The flood of refugees escaping from the Pakistani army assault on the Taleban in Swat will soon increase as the military tries to take what it should have secured before their assault on Buner. This does not bode well for the future of Pakistan. This is clearly a situation where the military is attacking the citizens of its own country. This is not East Pakistan redux, but the parallels are there. The military attacking the citizens has never redounded in favor of the military. And there will be consequences, both short term and long term, for the status of the military, and hence its ability to wield power. This increased flux of refugees, apart from being tragic by its very existence will weaken the government both directly and indirectly. Directly, by exposing their incompetence and their lack of empathy for the people they supposedly represent. This will leave the door open to those who present themselves as an alternative.
However, the Government’s inability to cope with the flood of refugees is now angering many people — and opening another window for Islamist political parties and illegal militant groups. Jamaat-e-Islami, Pakistan’s largest Islamic political party, which has openly opposed the army operation against the militants, is most active in all the camps, providing the refugees with all kinds of help. Members of banned radical groups are also reported to have been seen working there.
And indirectly by exacerbating the existing tensions within the country. The economic impact of a million displaced people trying to find some way of replacing their likelihood is going to be another hit on a fragile economy. The NWFP and the economic center of Karachi will be further destabilized by the influx of refugees. The danger is not exactly lost on the Pakistanis. This from an editorial in the Pakistani newspaper Dawn.

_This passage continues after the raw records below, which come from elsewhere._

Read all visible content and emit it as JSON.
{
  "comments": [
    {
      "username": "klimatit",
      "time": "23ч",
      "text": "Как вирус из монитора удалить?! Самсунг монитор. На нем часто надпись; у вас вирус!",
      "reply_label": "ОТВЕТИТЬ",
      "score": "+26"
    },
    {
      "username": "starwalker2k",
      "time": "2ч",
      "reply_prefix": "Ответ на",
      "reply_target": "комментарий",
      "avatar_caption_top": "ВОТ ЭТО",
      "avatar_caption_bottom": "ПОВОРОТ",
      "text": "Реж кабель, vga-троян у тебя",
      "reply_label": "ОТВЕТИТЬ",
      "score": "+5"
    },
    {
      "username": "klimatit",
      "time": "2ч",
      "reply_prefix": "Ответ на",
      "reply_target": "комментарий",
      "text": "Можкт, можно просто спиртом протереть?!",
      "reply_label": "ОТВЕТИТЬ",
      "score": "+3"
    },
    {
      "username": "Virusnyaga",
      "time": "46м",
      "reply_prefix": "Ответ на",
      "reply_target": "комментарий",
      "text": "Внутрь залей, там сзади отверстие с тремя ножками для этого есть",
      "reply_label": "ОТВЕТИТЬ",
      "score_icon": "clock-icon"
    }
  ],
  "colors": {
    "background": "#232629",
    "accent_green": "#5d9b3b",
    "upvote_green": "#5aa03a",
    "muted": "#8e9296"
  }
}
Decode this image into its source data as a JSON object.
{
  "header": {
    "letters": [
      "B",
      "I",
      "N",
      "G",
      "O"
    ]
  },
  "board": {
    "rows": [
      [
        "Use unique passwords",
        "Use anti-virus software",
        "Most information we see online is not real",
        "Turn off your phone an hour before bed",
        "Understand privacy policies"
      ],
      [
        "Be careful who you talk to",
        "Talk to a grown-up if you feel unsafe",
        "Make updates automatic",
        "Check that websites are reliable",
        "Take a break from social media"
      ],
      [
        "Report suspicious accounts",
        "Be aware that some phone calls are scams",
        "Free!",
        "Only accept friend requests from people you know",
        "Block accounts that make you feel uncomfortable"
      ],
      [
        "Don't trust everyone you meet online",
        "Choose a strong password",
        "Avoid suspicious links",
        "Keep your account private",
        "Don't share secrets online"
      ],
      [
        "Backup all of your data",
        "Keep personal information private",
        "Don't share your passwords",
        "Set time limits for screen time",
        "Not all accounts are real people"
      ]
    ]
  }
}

PEOPLE are pouring out of Swat and they must be housed and fed without delay. Refugees who have fled other conflict zones in the country’s northwest also need to be provided with basic necessities such as tents, food, water and healthcare. At the risk of repeating ourselves, we urge the government to help the displaced who have been scarred for life by both the Taliban and the security establishment’s response to militant activities. Having a home is something one takes for granted, and it is perhaps impossible from this remove to relate to the plight of people running for their lives clutching a few possessions. The agonies suffered by a trader, farmer or labourer who may now have to beg for bread can never be fully comprehended by analysts tapping on keyboards, however furiously. The internally displaced have paid a heavy price for the policy failures of successive governments. They have seen the brutality of the Taliban from close range. Practical measures are needed now to assure the dispossessed that the state is on their side and will not let them down, come what may. If the refugees are not afforded a semblance of dignity, the battle for hearts and minds is as good as lost. A hungry child, if he or she lives, may one day be a bitter adult willing to lend an ear to the voice of obscurantism.
The problem though will not wait until that hungry child grows up. And the likelihood of the government responding with any level of competence is remote. The President is widely seen as a crook who is willing to sell out the country to the US in exchange for their support of his criminal enterprise. The columnist Ayaz Amir in the News:
With the skeletons in his closet, Zardari can be expected only to look out for himself. He is already indebted to the Americans for helping him to come to power. He knows that if the US pulls the rug from under his feet he is lost. He mumbles rehearsed words which sound worse than platitudes. It is too much to expect that he can stand up against the odds and court, where necessary, American displeasure.
The Dawn editorial writer is a bit, (but only a bit) more circumspect.
Given the track record of a bureaucracy known for its incompetence, lethargy and dishonesty, the government should perhaps consider the option of channelling at least a portion of relief funds through reputable private-sector organisations.
The refugees are a harbinger of much instability. If, as seems very likely, the Pakistani army's assault on Swat was in response to our pressure, we really did not do ourselves a favor.